これまで、モルフィンに反応して様々な神経の オン・オフ バランスで鎮痛作用が発揮されるという考えもあったが、最終的に吻側前帯状皮質由来の一本のルートに特定できたのは大きな前進だ。この神経を興奮させると、BDNF が分泌され、それを受ける末梢神経の閾値を変化させて鎮痛作用を発揮すると考えられる。実際、BDNF をノックアウトすると、鎮痛作用は完全になくなる。

刺激により脊髄内で末梢神経と相互作用する時、痛みを抑えるので、刺激がリレーされる神経細胞は、抑制性神経と考えられる。

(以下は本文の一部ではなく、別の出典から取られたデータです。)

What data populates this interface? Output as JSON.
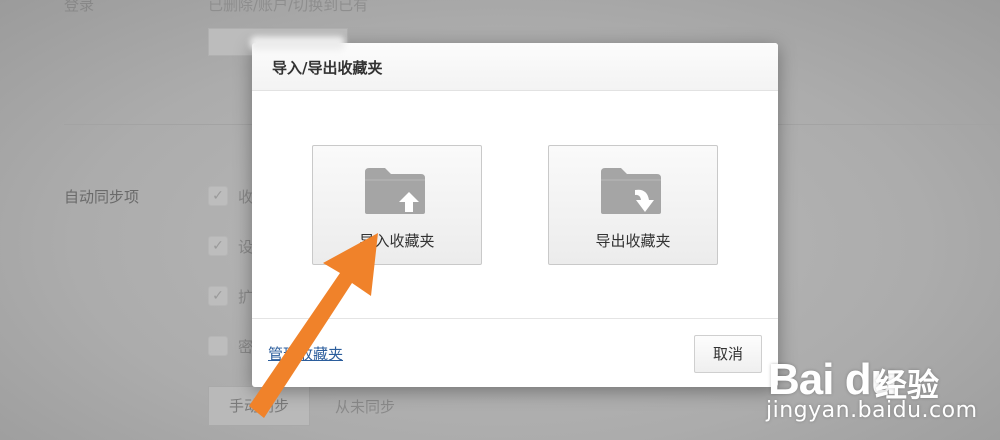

そこで、single cell RNA sequencing データベースから最も適した脊髄抑制性神経を探索し、galanin 発現の抑制性神経がこの刺激をリレーして末梢の感覚細胞の興奮閾値を下げることを明らかにしている。

かなり省略して紹介したが、最初に述べたように神経科学の粋を集めてこの回路を特定している。これまで吻側前帯状皮質を刺激することで痛みが抑えられることは知られていたが、今後より末梢で、この特定の回路の活性を上げることで、モルフィネに頼らない鎮痛作用を実現できる可能性がある。期待したい。